Cześć. Jestem w związku od prawie 5 lat. Z.partnerem mamy 3 letniego synka. Od dłuższego czasu w ogóle nam się nie układa....mój facet zachowuje się jak nienormalny..ma jakieś chore natręctwa np. robi mnie mega awanturę o to że nie obrałam mu ogórka do obiadu albo że biorę dwa listki ręcznika papierowego.. bo przecież pasuje oszczędzać. Nie mamy już wspólnych tematów ciągle się kłócimy on przychodzi z pracy i co od razu drze się o byle co. Poniza mnie i obraża krzyczy na nasze dziecko zdadzą mu się nawet dać.mu w tylek. Ostatnio podczas kłótni kopnął mnie w plecy tak że nie mogłam wstać potem podobno tak żałował że aż płakał myślę żeby się wynieść do siostry czy któraś miała do czynienia z takim facetem?
Z takimi facetami lepiej nie mieć do czynienia. UCIEKAJ !
Tak się zaczyna piekło. Tacy ludzie się nie zmieniają wręcz będzie jeszcze gorzej. Jeśli masz siłę i odwagę odejdź od niego dla siebie i dziecka. Zrób to teraz, bo za kilka lat będziesz żałować, że zmarnowałaś sobie życie. Nie daj się nabrać na łzy i skruchę uwierz mi to farsa...
Tak się zaczyna piekło. Tacy ludzie się nie zmieniają wręcz będzie jeszcze gorzej. Jeśli masz siłę i odwagę odejdź od niego dla siebie i dziecka. Zrób to teraz, bo za kilka lat będziesz żałować, że zmarnowałaś sobie życie. Nie daj się nabrać na łzy i skruchę uwierz mi to farsa...
Bardzo chce odejść. Nawet nie wiesz jak
Mam tylko problem z tym że nie mam nawet pracy dopiero od wrzesnia kiedy mały pójdzie do przedszkola. Tak to dawno bym go kopnęła w tyłek. Każda z nas wie jak trudno odejść od tak toksycznego faceta
janieszczęśliwa napisał/a:Tak się zaczyna piekło. Tacy ludzie się nie zmieniają wręcz będzie jeszcze gorzej. Jeśli masz siłę i odwagę odejdź od niego dla siebie i dziecka.
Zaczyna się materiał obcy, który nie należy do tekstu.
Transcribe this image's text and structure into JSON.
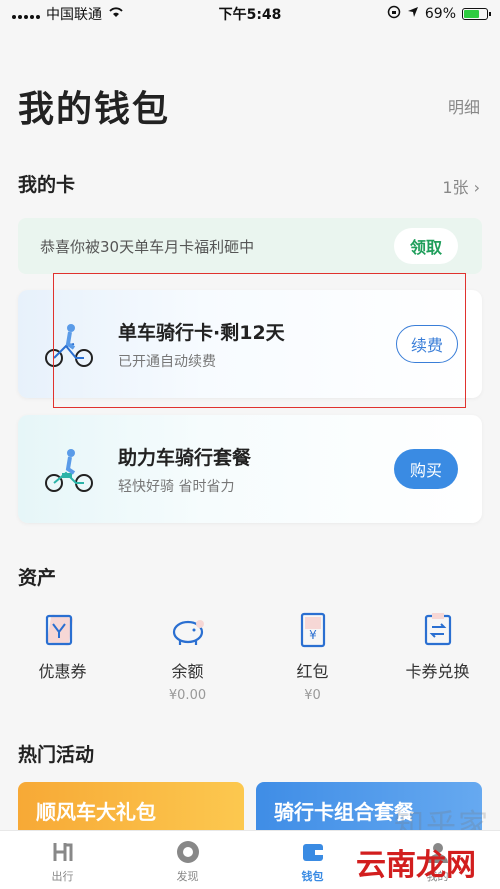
{
  "status_bar": {
    "carrier": "中国联通",
    "time": "下午5:48",
    "battery": "69%"
  },
  "header": {
    "title": "我的钱包",
    "detail": "明细"
  },
  "cards_section": {
    "title": "我的卡",
    "count": "1张 ›"
  },
  "promo": {
    "text": "恭喜你被30天单车月卡福利砸中",
    "button": "领取"
  },
  "cards": [
    {
      "title": "单车骑行卡·剩12天",
      "subtitle": "已开通自动续费",
      "button": "续费"
    },
    {
      "title": "助力车骑行套餐",
      "subtitle": "轻快好骑 省时省力",
      "button": "购买"
    }
  ],
  "assets_section": {
    "title": "资产",
    "items": [
      {
        "label": "优惠券",
        "value": "",
        "icon": "coupon-icon"
      },
      {
        "label": "余额",
        "value": "¥0.00",
        "icon": "piggy-bank-icon"
      },
      {
        "label": "红包",
        "value": "¥0",
        "icon": "red-packet-icon"
      },
      {
        "label": "卡券兑换",
        "value": "",
        "icon": "exchange-icon"
      }
    ]
  },
  "activities_section": {
    "title": "热门活动",
    "items": [
      "顺风车大礼包",
      "骑行卡组合套餐"
    ]
  },
  "tabbar": {
    "items": [
      {
        "label": "出行",
        "icon": "ride-icon"
      },
      {
        "label": "发现",
        "icon": "discover-icon"
      },
      {
        "label": "钱包",
        "icon": "wallet-icon"
      },
      {
        "label": "我的",
        "icon": "profile-icon"
      }
    ]
  },
  "watermarks": [
    "知乎家",
    "云南龙网"
  ],
  "colors": {
    "accent": "#3a8be3",
    "green": "#1f9e5b",
    "highlight": "#e0322e"
  }
}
Zrób to teraz, bo za kilka lat będziesz żałować, że zmarnowałaś sobie życie. Nie daj się nabrać na łzy i skruchę uwierz mi to farsa...
Bardzo chce odejść. Nawet nie wiesz jak
Mam tylko problem z tym że nie mam nawet pracy dopiero od wrzesnia kiedy mały pójdzie do przedszkola. Tak to dawno bym go kopnęła w tyłek. Każda z nas wie jak trudno odejść od tak toksycznego faceta
No to byś go kopnęła w ten tyłek, czy jednak trudno ci odejść?
On złamał prawo. Zorientuj się jak to wygląda, poradź się kogoś fachowego - nagrywanie jego scen, obdukcja. Zbieranie dowodów.
Heh.
Eli1507 napisał/a:janieszczęśliwa napisał/a:Tak się zaczyna piekło. Tacy ludzie się nie zmieniają wręcz będzie jeszcze gorzej. Jeśli masz siłę i odwagę odejdź od niego dla siebie i dziecka. Zrób to teraz, bo za kilka lat będziesz żałować, że zmarnowałaś sobie życie. Nie daj się nabrać na łzy i skruchę uwierz mi to farsa...
Bardzo chce odejść. Nawet nie wiesz jak
Mam tylko problem z tym że nie mam nawet pracy dopiero od wrzesnia kiedy mały pójdzie do przedszkola. Tak to dawno bym go kopnęła w tyłek. Każda z nas wie jak trudno odejść od tak toksycznego facetaNo to byś go kopnęła w ten tyłek, czy jednak trudno ci odejść?
On złamał prawo. Zorientuj się jak to wygląda, poradź się kogoś fachowego - nagrywanie jego scen, obdukcja. Zbieranie dowodów.
Heh.
Nie ukrywam że on ograniczył mi wiele możliwości może dlatego nie jestem taka pewna siebie. Ale macie rację czas wziąć sprawy w swoje ręce. Nie chcę żeby moje dziecko wychowywało się w Pato rodzince .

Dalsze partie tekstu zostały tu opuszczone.